O Recife teve sua divisão feita em 1988 com o decreto municipal 14.452, que instituiu 12 RPAs (Regiões Políticas Administrativas) agrupadas em zonas, sendo elas: RPAs 01 e 02 (Zona Centro), RPAs 03 e 04 (Zona Norte), RPAs 05 e 06 (Zona Noroeste), RPAs 07 e 08 (Zona Oeste), RPAs 09 e 10 (Zona Sudoeste) e RPAs 11 e 12 (Zona Sul).
Por meio delas, a gestão municipal analisa e decide onde serão feitas políticas públicas e sobre a instalação de equipamentos como escolas e postos de saúde.
Quando o comerciante José Antônio, de 76 anos, chegou na comunidade Roda de Fogo, no bairro de Torrões, Zona Oeste do Recife, a localidade ainda não tinha o nome pelo qual é chamada hoje. Ele relata que mudou-se para uma casa durante a invasão que ocorreu em meados da década de 1980 e hoje mora na rua que divide Torrões e Roda de Fogo.
“Quando eu vim morar aqui já estavam invadindo, mas a minha barraca não era aqui não, era lá embaixo. Eu morava na Rua Professor José Joaquim de Almeida e quando cheguei aqui tinha muita poça d'água e cheio de buracos. Hoje em dia tem gente que até corrige quem chega perguntando se aqui é Torrões”, conta Antônio.
O comerciante hoje mora na Rua Maestro Jones Johnson, cuja placa de endereçamento consta como parte dos Torrões, apesar da bússola de pertencimento dos moradores não apontar para esta direção.
O nome da localidade surgiu de uma novela produzida pela TV Globo nos anos de 1986 e 1987, abordando temas como corrupção, poder e ética empresarial no contexto pós-ditadura militar. O espaço começou a se desenvolver após a ocupação de famílias em uma área de 60 hectares que pertencia ao governo federal.

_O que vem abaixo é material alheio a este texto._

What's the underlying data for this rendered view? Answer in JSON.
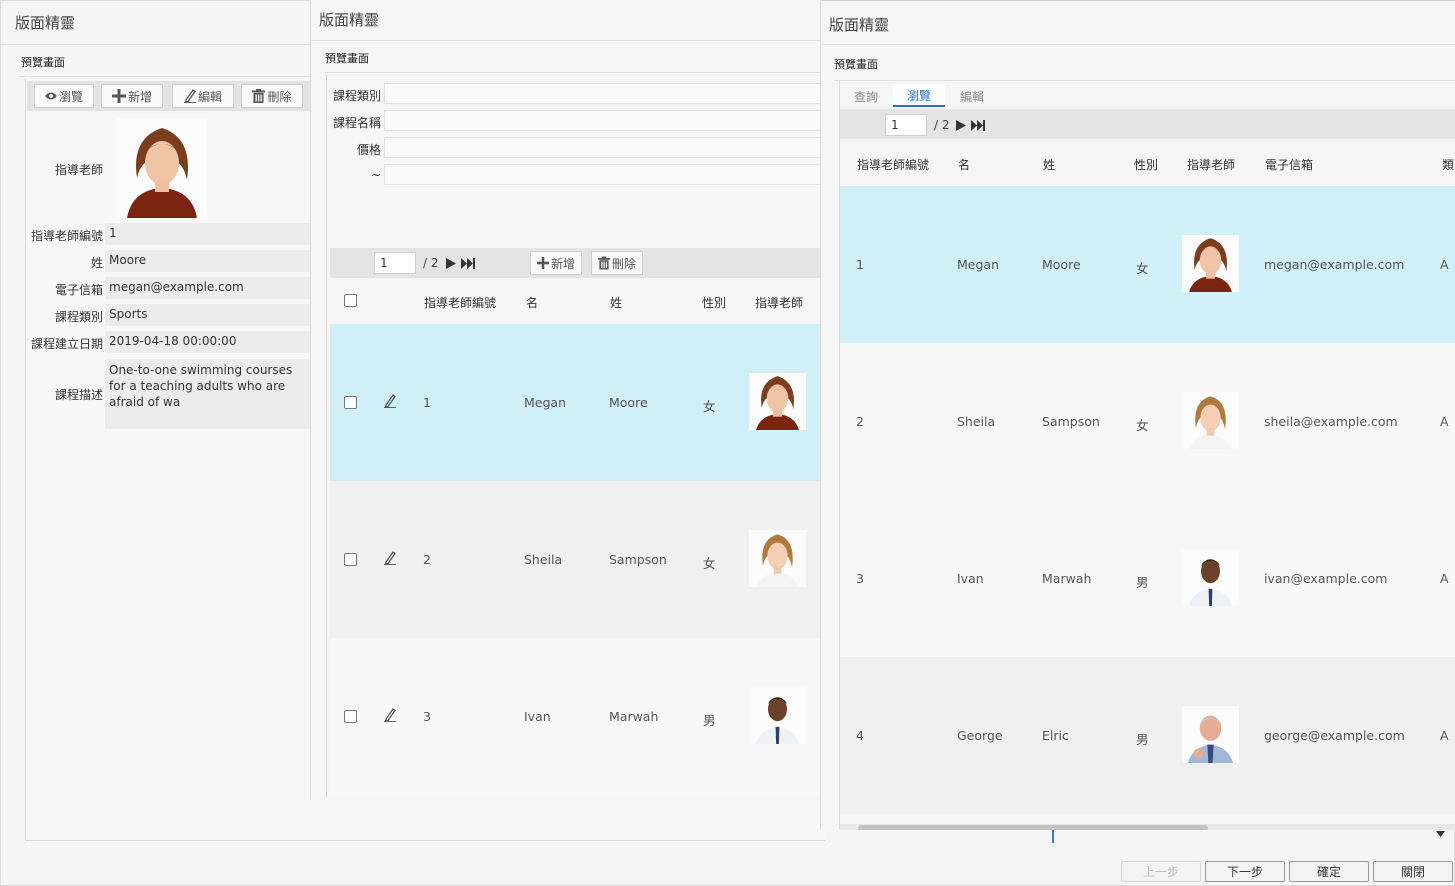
{
  "window1": {
    "title": "版面精靈",
    "subtitle": "預覽畫面",
    "toolbar": {
      "browse": "瀏覽",
      "add": "新增",
      "edit": "編輯",
      "delete": "刪除"
    },
    "form": {
      "teacher_label": "指導老師",
      "teacher_id_label": "指導老師編號",
      "teacher_id": "1",
      "last_name_label": "姓",
      "last_name": "Moore",
      "email_label": "電子信箱",
      "email": "megan@example.com",
      "category_label": "課程類別",
      "category": "Sports",
      "created_label": "課程建立日期",
      "created": "2019-04-18 00:00:00",
      "desc_label": "課程描述",
      "desc": "One-to-one swimming courses for a teaching adults who are afraid of wa"
    }
  },
  "window2": {
    "title": "版面精靈",
    "subtitle": "預覽畫面",
    "query": {
      "category_label": "課程類別",
      "name_label": "課程名稱",
      "price_label": "價格",
      "range_label": "~"
    },
    "pager": {
      "page": "1",
      "total": "/ 2",
      "add": "新增",
      "delete": "刪除"
    },
    "columns": {
      "teacher_id": "指導老師編號",
      "first_name": "名",
      "last_name": "姓",
      "gender": "性別",
      "teacher": "指導老師"
    },
    "rows": [
      {
        "id": "1",
        "first": "Megan",
        "last": "Moore",
        "gender": "女"
      },
      {
        "id": "2",
        "first": "Sheila",
        "last": "Sampson",
        "gender": "女"
      },
      {
        "id": "3",
        "first": "Ivan",
        "last": "Marwah",
        "gender": "男"
      }
    ]
  },
  "window3": {
    "title": "版面精靈",
    "subtitle": "預覽畫面",
    "tabs": {
      "query": "查詢",
      "browse": "瀏覽",
      "edit": "編輯"
    },
    "pager": {
      "page": "1",
      "total": "/ 2"
    },
    "columns": {
      "teacher_id": "指導老師編號",
      "first_name": "名",
      "last_name": "姓",
      "gender": "性別",
      "teacher": "指導老師",
      "email": "電子信箱",
      "category": "類"
    },
    "rows": [
      {
        "id": "1",
        "first": "Megan",
        "last": "Moore",
        "gender": "女",
        "email": "megan@example.com",
        "cat": "A"
      },
      {
        "id": "2",
        "first": "Sheila",
        "last": "Sampson",
        "gender": "女",
        "email": "sheila@example.com",
        "cat": "A"
      },
      {
        "id": "3",
        "first": "Ivan",
        "last": "Marwah",
        "gender": "男",
        "email": "ivan@example.com",
        "cat": "A"
      },
      {
        "id": "4",
        "first": "George",
        "last": "Elric",
        "gender": "男",
        "email": "george@example.com",
        "cat": "A"
      }
    ]
  },
  "footer": {
    "prev": "上一步",
    "next": "下一步",
    "ok": "確定",
    "close": "關閉"
  },
  "colors": {
    "selected_row": "#d0eff7",
    "active_tab": "#2a6fc9"
  }
}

Mesmo com pressões para que deixassem o local, os ocupantes persistiram por meio de passeatas e assembleias até conquistarem a concessão do uso da terra. A comunidade resistiu e desenvolveu um senso de pertencimento, que deu origem a nomes de ruas, garantia de lotes e escritura da casa própria.
“Quando chovia, a gente saía com água pela cintura. Eu perdi muitas coisas aqui. Não podíamos comprar os pedaços de terra e se a gente comprasse, tinha que dizer que a pessoa que vendeu era da nossa família. Passamos por muitas dificuldades aqui. Quando cheguei aqui já era conhecido como Roda de Fogo, mas só tinha barracos de tábua, não tinha água, luz e nem poste. As coisas começaram a mudar em 1991, quando foi loteado”, relembra a dona de casa Jerusa de Santana, de 62 anos, que mora há 37 anos em Roda de Fogo.
Setúbal esteve quase lá
Setúbal e Boa Viagem têm nomes diferentes, mas, oficialmente, são o mesmo bairro, pelo menos por enquanto. Boa Viagem faz parte da 6ª Região Político-Administrativa (RPA), e Setúbal ainda não é reconhecido como bairro independente.
Apesar de não existir oficialmente na divisão política da cidade (definida pela Lei nº 16.293 de 1997), Setúbal já é visto pelos moradores como um bairro próprio. Essa identidade local pode, no futuro, ser reconhecida de forma oficial.
Na RPA, estão incluídos os bairros Boa Viagem, Brasília Teimosa, Imbiribeira, Ipsep e Pina, mas não Setúbal.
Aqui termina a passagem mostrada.